Desde un punto de vista científico, negar que los animales sufran o sientan dolor es tan absurdo como negar que digieran o respiren. Sienten el dolor exactamente en las mismas zonas del diencéfalo que nosotros, mediado por exactamente los mismos neurotransmisores y en exactamente las mismas circunstancias. De hecho, no hace falta investigar mucho, pues basta la más elemental experiencia para comprobarlo. Como decía Francis Crick, el descubridor del DNA, "los únicos autores que dudan del sufrimiento de los perros son los que no tienen perro". A este sentido común llama el autor la "tendencia antihumanista", como si el humanismo consistiera en negarse a reconocer la evidencia.

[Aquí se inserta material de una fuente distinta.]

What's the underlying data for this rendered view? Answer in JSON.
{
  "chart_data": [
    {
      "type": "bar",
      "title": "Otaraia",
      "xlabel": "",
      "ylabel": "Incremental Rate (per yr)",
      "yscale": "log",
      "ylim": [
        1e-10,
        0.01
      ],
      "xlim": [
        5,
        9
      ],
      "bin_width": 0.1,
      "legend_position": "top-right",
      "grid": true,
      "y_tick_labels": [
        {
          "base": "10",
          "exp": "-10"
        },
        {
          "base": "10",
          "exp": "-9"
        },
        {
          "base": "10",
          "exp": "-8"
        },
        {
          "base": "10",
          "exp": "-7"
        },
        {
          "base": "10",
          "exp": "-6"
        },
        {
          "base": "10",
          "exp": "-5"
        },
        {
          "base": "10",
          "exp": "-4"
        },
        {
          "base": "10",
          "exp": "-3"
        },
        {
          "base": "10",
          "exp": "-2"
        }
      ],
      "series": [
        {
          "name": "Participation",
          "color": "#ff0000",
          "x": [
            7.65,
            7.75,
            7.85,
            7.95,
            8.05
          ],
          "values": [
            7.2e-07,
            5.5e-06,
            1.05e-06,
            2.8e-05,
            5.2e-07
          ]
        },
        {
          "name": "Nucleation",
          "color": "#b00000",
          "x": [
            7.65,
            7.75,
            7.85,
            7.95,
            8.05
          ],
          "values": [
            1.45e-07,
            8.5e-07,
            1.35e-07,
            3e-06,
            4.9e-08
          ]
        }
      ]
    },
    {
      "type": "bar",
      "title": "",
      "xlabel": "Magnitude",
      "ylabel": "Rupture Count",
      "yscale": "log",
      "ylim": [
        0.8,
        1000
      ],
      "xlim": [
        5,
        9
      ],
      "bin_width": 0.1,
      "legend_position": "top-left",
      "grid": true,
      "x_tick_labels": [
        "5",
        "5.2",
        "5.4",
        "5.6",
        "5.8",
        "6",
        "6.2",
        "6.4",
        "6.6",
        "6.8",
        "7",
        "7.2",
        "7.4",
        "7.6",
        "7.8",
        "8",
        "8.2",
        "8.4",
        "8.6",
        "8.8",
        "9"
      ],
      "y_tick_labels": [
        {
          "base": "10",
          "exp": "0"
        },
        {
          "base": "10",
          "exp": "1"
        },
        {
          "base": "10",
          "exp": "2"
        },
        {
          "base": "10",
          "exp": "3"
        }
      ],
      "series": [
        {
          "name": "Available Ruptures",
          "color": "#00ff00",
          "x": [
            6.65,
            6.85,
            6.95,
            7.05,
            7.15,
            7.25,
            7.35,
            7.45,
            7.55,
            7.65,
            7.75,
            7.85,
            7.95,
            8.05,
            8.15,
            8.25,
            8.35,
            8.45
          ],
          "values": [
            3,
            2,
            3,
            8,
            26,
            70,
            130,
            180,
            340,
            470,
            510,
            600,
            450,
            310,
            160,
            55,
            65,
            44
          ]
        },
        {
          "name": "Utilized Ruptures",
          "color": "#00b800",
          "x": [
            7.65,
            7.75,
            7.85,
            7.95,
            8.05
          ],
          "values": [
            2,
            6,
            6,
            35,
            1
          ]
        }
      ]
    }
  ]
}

La tauromaquia ha sido criticada por su crueldad y por lo que tiene de tortura pública de herbívoros inocentes, por eso Gómez Pin la defiende poniendo en duda que los animales no humanos sufran, o al menos que su sufrimiento sea "homologable". Ataca a los "partidarios de la homologación entre animales y humanos... en lo que a la vivencia del dolor se refiere", lo que según él conduce al "triunfo de la tendencia antihumanista". Al final, "la causa genérica del hombre, aquello por lo que es obligación ética luchar" parece reducirse al presunto derecho humano a maltratar a los otros animales y en especial a torturar en público a los toros.